NORTH MITROVICA, Kosovo — Cloaked in medieval costumes, a choir sang the national anthem of Serbia at a protest organized in the administrative center of the Serb-majority north of Kosovo as tensions intensify between ethnic Serbs and the Albanian majority in the country.

Hundreds of demonstrators gathered Sunday on the main thoroughfare in North Mitrovica around a podium erected for the purpose. Serbian nationalist songs were played and speeches were proclaimed.

The costumes worn by the choir harken back to the Serbian medieval kingdom, a time in history when Serbia had greater control of Kosovo and is often a source of symbolism for those who want to show their loyalty to Belgrade.

“We are gathered today to send a strong message to Pristina and the international community to call for an end to the subjugation and harassment of Serbs,” said Goran Rakić, the leader of Srpska Lista, the main ethnic Serb party in Kosovo.

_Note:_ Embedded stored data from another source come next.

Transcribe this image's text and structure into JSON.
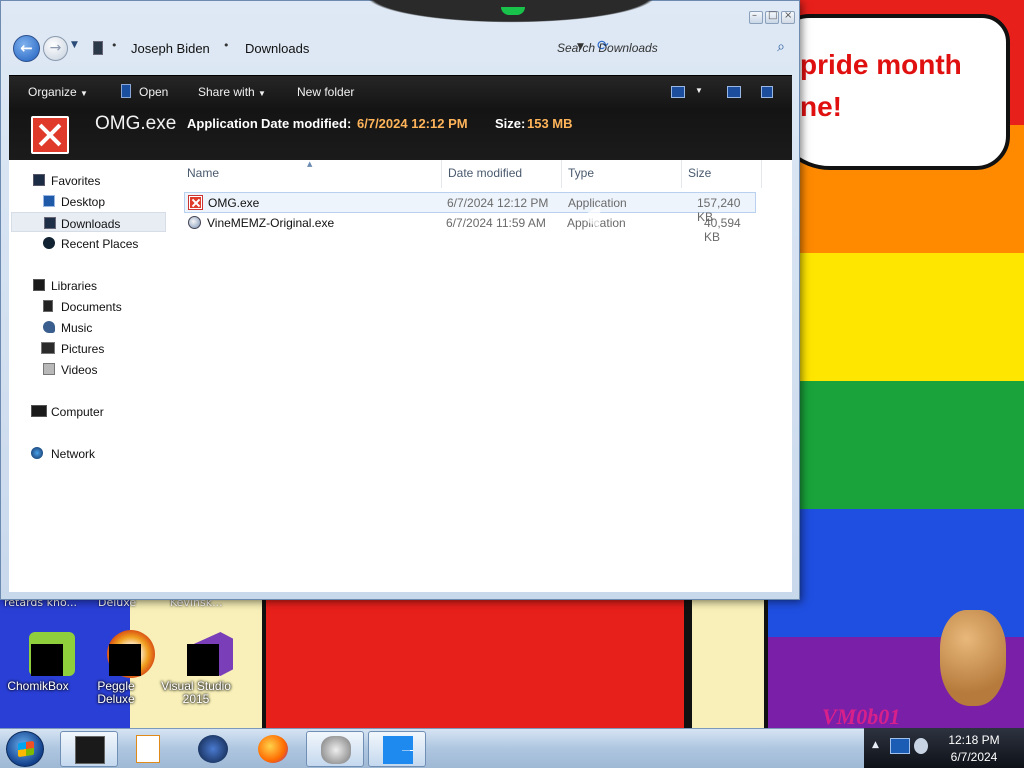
{
  "window": {
    "breadcrumbs": [
      "Joseph Biden",
      "Downloads"
    ],
    "search_placeholder": "Search Downloads",
    "toolbar": {
      "organize": "Organize",
      "open": "Open",
      "share_with": "Share with",
      "new_folder": "New folder"
    },
    "details": {
      "name": "OMG.exe",
      "type": "Application",
      "date_modified_label": "Date modified:",
      "date_modified_value": "6/7/2024 12:12 PM",
      "size_label": "Size:",
      "size_value": "153 MB"
    },
    "nav": {
      "favorites": "Favorites",
      "desktop": "Desktop",
      "downloads": "Downloads",
      "recent_places": "Recent Places",
      "libraries": "Libraries",
      "documents": "Documents",
      "music": "Music",
      "pictures": "Pictures",
      "videos": "Videos",
      "computer": "Computer",
      "network": "Network"
    },
    "columns": {
      "name": "Name",
      "date_modified": "Date modified",
      "type": "Type",
      "size": "Size"
    },
    "files": [
      {
        "name": "OMG.exe",
        "date": "6/7/2024 12:12 PM",
        "type": "Application",
        "size": "157,240 KB",
        "icon": "error-x-icon",
        "selected": true
      },
      {
        "name": "VineMEMZ-Original.exe",
        "date": "6/7/2024 11:59 AM",
        "type": "Application",
        "size": "40,594 KB",
        "icon": "vinememz-icon",
        "selected": false
      }
    ]
  },
  "desktop": {
    "banner_text": "pride month\nne!",
    "watermark": "VM0b01",
    "cut_labels": [
      "retards kno...",
      "Deluxe",
      "Kevinsk..."
    ],
    "icons": [
      {
        "label": "ChomikBox"
      },
      {
        "label": "Peggle Deluxe"
      },
      {
        "label": "Visual Studio 2015"
      }
    ]
  },
  "taskbar": {
    "clock_time": "12:18 PM",
    "clock_date": "6/7/2024"
  },
  "colors": {
    "accent_orange": "#ffb45a",
    "pride": [
      "#e8201c",
      "#ff8a00",
      "#ffe600",
      "#1aa33a",
      "#1f4fe0",
      "#7a1fa8"
    ]
  }
}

This comes on the heels of the first collective resignation of Kosovo Serbs from the country’s institutions since 2013, when the slow integration of the ethnic Serb community was launched as a result of the ongoing dialogue between the former belligerents facilitated by the European Union.

Serbs withdrew from the parliament, the judiciary and the police in one fell swoop on Saturday, and Rakić resigned his position as Minister of Communities and Returnees. The mayors of the four municipalities with a Serb majority along the border between Kosovo and Serbia also resigned.

“The situation in the last couple of days in the north of Kosovo has been peaceful but tense, and people were unsure about what will happen next,” said Jovana Radosavljević, the head of the New Social Initiative NGO that is based in North Mitrovica.

Hostilities between the ethnic Serb majority in the north of the country and the government in Pristina began escalating on Wednesday after the head of regional police department refused to implement a directive to issue warnings to those who had not transferred to Kosovo-issued license plates.

The license plate issue has been a source of contention for over a year, with local Serbs preferring to use plates issued by Belgrade that are illegal in Kosovo. A handful of cars that had transitioned to the new plates have been burned in recent weeks, a continuation of flareups last witnessed over the summer.

“We cannot implement this agreement because it is a political one and primarily directed against the Serb community,” Nenad Đurić, the head of the Regional Directorate North, said in a statement on Wednesday, explaining that police traffic patrols were dispatched to the north from Pristina in order to implement this decision. He was subsequently suspended.

After the resignations, banners with Serbian flags and posters with the inscription “this is Serbia” appeared in North Mitrovica.

Kosovo’s Prime Minister Albin Kurti has said that he is not acting against the interests of the Serbs, but that “Belgrade is acting against me … my priority is respecting the constitution of the Republic of Kosovo.”

“Do not boycott and abandon the Kosovo institutions,” Kurti continued in a Facebook post. “Do not fall prey to political manipulations and geopolitical games.”

The EU has called for Kosovo Serbs to return to their positions in the country’s institutions.

The EU’s foreign policy chief, Josep Borrell, called on “both sides to refrain from any unilateral actions which might lead to further tensions.”

“Recent developments put years of hard work under Belgrade-Pristina Dialogue at risk,” Borrell said in a statement.

Serbia does not recognize the sovereignty of its former province, which declared independence in 2008. The oppression of the country’s ethnic Albanian population led to an armed conflict in the late 1990s that culminated with the NATO bombing of Serbia and Montenegro.

Local Serbs initially rejected the authority of Kosovo after the 1999 NATO bombing when Serb political, police and military forces withdrew from its former province, as well as its declaration of independence in 2008.

The relationship with Serbia and local Serbs has largely been guided by the EU-facilitated dialogue, which led to a series of agreements between the two governments and their representatives. Recently, there has been a Franco-German push for a final agreement to be signed between the two.

While no official version of the proposal has been published, EU officials pledged their support for their agreement at the Summit for the Western Balkans in Berlin.